Beim Kauf eines gebrauchten Motorrads sollten diverse Checklisten, die im Internet zahlreich veröffentlicht sind, genutzt werden. Sie sind ein guter Anhaltspunkt, beim Kauf des Motorrads keine wichtigen Auswahlkriterien außer acht zu lassen. Für den Kauf eines gebrauchten Fahrzeugs gilt es als oberstes Gebot, sich bei der Auswahl möglichst Zeit zu lassen und nichts voreilig zu überstürzen.

Wer beim Motorradkauf möglichst viel Geld sparen möchte, sollte im Winter kaufen. Aufgrund der Witterung ist die Nachfrage geringer, die Auswahl riesengroß und die Preise sind bisweilen realistischer. Wer Wert auf eine Garantie legt, sollte bei einem Händler kaufen. Durch die Garantie auf die zentralen Maschinenteile verteuert sich das Motorrad zwar hinsichtlich des Kaufpreises. Auf der anderen Seite sind diese Käufer in technischer Hinsicht allerdings aufgrund der Garantie auf der sicheren Seite.

Kommt eine Offerte in Betracht, sollte zunächst ein Besichtigungstermin vereinbart werden. Als Tageszeit eignet sich hierzu tagsüber, wenn es noch hell ist. Nur im perfekten Tageslicht lassen sich viele Details am neuen Motorrad am besten anschauen. Insbesondere Rostbereiche fallen leicht ins Auge und können begutachtet werden. Weitere Schwerpunkte beim Termin sind der Zustand des Rahmens, der Felgen, des Auspuffs und des Lenkkopfes. Weiteres Augenmerk sollte auf die Bremsen und den Tank gelegt werden. An Schleifspuren am Motorrad lassen sich beispielsweise Stürze aus der Vergangenheit rekonstruieren. Denn nicht alle Schäden resultieren immer von einem vormaligen und versehentlichen Umfallen des Motorrads. Die Gabel und der Lenkeranschlag sollten nicht verbogen sein.

 

Probefahrten und Vertragsdetails

Nach dem Termin sollte noch eine Probefahrt mit dem Motorrad im Kaltstart vorgenommen werden. Denn gerade im Fahrbetrieb können sich noch Fehler oder Schäden herauskristallisieren. Auch ein hoher Verschleiß am Motorrad fällt während eine Probefahrt leicht auf. Gefahren werden sollte bei Stadtgeschwindigkeit und auch auf der Autobahn.
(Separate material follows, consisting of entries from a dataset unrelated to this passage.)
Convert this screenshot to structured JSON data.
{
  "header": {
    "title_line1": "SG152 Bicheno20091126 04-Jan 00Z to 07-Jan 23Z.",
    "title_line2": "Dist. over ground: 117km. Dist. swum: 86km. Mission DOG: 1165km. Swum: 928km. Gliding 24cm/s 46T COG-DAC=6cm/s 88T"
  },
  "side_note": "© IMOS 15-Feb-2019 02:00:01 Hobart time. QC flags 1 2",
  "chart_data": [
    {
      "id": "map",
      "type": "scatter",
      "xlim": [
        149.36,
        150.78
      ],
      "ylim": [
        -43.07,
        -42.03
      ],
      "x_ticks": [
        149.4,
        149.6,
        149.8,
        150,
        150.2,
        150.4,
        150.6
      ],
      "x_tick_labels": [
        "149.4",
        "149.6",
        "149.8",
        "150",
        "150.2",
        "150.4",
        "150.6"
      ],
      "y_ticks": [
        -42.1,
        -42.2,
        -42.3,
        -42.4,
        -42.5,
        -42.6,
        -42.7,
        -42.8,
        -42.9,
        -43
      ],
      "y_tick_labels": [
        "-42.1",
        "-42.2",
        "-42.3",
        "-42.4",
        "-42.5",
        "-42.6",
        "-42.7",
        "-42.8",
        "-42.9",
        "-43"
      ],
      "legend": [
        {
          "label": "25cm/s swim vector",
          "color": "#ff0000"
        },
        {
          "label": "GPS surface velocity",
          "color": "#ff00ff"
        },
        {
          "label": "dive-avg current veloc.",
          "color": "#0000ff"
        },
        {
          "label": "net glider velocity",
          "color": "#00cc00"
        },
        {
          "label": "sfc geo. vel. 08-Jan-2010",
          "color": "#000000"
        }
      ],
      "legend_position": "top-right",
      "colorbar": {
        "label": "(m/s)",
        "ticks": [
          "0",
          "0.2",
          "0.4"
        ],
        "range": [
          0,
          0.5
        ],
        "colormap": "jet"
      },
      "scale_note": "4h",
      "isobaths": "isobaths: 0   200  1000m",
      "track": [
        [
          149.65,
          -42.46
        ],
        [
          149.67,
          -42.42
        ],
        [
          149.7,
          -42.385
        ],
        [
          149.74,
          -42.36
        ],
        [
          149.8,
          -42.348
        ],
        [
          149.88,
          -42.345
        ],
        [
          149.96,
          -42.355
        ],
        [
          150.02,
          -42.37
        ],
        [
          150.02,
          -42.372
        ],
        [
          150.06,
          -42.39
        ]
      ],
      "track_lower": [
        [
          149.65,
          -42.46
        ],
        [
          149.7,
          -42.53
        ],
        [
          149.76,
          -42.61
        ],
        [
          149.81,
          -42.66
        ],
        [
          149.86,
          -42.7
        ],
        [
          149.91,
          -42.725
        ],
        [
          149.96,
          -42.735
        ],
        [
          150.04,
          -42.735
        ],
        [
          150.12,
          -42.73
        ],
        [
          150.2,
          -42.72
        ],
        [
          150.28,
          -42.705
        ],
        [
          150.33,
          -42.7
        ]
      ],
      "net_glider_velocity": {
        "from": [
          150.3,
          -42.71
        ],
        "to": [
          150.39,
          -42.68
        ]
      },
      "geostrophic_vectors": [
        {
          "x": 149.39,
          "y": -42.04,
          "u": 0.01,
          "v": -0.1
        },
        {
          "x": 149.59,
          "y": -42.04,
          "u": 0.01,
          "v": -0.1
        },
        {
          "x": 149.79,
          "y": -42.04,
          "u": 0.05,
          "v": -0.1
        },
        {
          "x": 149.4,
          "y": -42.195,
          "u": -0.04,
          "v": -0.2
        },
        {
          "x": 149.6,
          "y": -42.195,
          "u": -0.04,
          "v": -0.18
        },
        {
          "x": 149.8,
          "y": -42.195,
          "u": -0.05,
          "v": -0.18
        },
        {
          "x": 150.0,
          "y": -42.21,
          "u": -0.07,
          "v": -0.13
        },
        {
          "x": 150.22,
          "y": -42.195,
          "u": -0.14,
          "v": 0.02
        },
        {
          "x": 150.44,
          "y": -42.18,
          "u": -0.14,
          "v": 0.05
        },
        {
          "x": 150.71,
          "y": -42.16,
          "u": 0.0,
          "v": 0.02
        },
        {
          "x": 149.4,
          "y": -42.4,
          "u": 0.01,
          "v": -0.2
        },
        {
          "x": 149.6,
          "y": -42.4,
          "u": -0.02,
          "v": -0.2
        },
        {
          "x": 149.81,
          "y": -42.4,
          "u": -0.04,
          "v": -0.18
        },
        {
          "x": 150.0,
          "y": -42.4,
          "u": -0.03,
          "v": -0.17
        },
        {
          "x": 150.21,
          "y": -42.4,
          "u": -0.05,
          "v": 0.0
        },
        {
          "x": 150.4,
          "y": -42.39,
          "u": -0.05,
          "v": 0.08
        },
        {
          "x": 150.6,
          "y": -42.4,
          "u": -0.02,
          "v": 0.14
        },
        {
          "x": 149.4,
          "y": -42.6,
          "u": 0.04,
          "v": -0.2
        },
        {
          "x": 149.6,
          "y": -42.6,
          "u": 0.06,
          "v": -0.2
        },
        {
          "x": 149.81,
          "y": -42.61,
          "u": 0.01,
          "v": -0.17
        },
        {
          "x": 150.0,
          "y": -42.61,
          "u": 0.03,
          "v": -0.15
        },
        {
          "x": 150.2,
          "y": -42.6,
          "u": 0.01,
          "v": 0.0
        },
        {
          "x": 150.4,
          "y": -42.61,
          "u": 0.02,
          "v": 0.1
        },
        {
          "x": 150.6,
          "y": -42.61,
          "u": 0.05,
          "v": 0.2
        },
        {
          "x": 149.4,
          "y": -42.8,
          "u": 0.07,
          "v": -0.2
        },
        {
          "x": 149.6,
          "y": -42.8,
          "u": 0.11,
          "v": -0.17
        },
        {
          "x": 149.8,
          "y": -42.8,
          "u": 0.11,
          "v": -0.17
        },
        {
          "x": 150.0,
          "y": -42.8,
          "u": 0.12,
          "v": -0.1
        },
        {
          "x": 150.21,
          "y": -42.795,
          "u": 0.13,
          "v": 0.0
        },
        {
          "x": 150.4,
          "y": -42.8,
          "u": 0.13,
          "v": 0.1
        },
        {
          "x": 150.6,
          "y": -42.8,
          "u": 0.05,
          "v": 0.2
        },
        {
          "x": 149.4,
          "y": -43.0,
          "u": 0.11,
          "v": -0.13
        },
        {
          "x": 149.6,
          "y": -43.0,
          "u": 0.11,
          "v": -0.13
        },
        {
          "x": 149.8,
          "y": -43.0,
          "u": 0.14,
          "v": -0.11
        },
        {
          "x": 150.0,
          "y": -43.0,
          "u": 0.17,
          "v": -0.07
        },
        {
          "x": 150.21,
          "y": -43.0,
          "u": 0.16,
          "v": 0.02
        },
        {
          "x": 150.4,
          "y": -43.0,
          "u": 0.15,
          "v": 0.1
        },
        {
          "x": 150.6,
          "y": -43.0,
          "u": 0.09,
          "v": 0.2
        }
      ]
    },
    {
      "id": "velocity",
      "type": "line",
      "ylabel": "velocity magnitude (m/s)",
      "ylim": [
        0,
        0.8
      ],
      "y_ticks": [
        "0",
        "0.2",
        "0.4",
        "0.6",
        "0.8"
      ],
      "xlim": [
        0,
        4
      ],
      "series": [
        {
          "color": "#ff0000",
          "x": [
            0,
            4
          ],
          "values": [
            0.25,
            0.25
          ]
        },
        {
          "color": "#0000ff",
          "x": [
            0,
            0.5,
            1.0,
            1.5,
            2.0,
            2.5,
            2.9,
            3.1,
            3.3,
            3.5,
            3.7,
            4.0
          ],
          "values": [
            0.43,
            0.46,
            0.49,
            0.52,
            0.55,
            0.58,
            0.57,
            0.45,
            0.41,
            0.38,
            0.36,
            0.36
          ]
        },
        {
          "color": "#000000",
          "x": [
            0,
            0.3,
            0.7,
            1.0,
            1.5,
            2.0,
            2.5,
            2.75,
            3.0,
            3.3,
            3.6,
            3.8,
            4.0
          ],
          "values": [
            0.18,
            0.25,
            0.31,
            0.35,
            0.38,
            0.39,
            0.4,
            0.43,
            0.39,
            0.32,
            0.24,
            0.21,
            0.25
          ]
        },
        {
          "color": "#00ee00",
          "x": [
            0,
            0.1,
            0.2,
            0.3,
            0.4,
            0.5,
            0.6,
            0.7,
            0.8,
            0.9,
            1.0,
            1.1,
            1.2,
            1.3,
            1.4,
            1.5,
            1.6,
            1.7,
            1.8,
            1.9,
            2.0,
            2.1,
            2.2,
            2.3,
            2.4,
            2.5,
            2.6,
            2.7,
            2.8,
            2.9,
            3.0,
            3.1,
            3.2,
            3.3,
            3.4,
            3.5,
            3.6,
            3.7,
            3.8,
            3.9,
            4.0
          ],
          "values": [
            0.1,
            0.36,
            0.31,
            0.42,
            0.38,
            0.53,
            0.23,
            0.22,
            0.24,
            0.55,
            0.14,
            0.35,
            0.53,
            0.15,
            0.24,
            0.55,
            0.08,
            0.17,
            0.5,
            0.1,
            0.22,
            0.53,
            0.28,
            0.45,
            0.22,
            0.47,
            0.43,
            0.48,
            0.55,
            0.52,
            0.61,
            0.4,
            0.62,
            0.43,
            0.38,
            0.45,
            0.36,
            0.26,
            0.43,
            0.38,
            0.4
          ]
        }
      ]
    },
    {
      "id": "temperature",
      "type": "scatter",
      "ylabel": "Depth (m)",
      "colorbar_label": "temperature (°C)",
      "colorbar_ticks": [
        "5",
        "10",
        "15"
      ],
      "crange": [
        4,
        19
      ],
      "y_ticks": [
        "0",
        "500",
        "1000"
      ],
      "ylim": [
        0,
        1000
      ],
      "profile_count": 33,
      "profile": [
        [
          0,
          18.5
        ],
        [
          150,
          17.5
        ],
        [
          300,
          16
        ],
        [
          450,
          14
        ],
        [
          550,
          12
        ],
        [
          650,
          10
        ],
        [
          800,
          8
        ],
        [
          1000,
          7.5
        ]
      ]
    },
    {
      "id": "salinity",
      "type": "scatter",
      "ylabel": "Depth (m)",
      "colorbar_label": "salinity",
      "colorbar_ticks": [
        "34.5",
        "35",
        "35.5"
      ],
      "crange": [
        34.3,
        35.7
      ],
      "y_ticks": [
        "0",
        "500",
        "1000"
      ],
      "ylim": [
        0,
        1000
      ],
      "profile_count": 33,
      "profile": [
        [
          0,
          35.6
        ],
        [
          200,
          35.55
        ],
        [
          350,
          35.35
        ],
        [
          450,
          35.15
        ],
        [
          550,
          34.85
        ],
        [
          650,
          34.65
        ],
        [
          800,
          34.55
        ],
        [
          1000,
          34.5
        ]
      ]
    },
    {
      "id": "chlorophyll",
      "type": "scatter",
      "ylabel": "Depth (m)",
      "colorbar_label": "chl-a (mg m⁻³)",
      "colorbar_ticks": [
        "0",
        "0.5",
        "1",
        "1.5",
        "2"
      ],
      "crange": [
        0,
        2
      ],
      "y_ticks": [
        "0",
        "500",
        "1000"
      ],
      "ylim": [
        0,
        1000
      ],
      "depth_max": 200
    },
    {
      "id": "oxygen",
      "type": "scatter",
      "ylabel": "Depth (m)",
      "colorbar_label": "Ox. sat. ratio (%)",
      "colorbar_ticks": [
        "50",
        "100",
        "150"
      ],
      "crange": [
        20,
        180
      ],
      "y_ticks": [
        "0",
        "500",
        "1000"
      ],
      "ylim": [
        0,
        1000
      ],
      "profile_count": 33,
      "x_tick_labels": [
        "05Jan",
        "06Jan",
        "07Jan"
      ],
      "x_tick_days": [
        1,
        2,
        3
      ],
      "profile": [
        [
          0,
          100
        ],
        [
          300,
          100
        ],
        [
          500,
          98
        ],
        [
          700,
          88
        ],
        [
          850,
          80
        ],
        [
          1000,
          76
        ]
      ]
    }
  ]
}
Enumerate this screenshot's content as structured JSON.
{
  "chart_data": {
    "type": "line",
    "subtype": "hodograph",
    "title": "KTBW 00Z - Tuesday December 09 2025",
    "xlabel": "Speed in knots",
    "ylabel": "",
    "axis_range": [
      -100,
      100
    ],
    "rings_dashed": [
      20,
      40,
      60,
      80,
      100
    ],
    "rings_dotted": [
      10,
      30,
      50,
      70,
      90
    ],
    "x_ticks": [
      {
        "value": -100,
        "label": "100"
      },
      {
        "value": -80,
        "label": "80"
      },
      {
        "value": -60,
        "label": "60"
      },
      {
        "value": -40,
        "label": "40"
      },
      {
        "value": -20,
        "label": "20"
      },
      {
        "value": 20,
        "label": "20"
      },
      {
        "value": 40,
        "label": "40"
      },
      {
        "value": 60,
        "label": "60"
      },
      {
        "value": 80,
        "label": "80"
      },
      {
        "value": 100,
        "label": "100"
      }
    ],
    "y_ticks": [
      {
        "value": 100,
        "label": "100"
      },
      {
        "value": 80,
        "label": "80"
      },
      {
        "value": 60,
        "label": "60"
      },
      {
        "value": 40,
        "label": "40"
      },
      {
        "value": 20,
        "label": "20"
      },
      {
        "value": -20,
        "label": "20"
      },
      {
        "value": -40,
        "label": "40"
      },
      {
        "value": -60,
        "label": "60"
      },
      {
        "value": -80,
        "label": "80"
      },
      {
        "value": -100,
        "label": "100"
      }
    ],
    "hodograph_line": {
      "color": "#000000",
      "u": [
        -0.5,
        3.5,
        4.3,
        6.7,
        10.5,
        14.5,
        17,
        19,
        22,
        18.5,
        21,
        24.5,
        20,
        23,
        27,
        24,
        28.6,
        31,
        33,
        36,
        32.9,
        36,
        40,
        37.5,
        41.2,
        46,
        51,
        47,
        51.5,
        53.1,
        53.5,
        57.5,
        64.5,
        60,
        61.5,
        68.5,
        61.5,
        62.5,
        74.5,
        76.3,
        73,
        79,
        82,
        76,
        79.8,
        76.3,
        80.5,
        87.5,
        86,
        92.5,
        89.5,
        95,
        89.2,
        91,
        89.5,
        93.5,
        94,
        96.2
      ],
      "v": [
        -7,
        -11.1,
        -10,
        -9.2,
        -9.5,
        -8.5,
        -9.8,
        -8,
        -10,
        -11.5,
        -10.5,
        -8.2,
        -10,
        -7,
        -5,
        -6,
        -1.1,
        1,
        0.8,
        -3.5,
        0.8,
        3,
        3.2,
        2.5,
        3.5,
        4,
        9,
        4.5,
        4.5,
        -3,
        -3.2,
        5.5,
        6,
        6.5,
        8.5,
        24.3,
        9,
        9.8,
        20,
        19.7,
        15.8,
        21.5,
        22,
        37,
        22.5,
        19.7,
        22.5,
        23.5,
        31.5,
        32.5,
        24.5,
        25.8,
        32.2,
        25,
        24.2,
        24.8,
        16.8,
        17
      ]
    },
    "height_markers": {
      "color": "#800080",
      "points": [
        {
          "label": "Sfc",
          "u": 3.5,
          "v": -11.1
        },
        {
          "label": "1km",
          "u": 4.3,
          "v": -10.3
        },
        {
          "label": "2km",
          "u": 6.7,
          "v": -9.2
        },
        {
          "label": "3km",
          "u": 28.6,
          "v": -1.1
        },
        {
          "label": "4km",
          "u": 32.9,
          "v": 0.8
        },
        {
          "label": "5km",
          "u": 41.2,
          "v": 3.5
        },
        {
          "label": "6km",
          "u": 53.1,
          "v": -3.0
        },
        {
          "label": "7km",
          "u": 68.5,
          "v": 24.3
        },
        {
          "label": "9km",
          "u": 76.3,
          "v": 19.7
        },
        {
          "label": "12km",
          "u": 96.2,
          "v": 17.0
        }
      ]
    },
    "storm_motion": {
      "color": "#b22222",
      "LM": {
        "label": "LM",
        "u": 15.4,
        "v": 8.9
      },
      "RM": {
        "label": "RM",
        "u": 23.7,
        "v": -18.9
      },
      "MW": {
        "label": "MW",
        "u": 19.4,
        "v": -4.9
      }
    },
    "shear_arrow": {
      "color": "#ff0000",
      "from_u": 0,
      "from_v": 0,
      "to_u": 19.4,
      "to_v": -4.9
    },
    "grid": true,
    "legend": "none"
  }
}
Fällt eine Kaufentscheidung, sollte ein schriftlicher Kaufvertrag geschlossen werden. Hierzu kann man sich zuvor bereits realistische Preise über Kataloge beziehungsweise auch Onlineportale einholen. Hierzu können auch spezielle Datenbanken genutzt werden, in die die Fahrzeugdaten eingegeben werden. Dadurch werden sehr exakte Ergebnisse für eine objektive Preisbildung gefunden.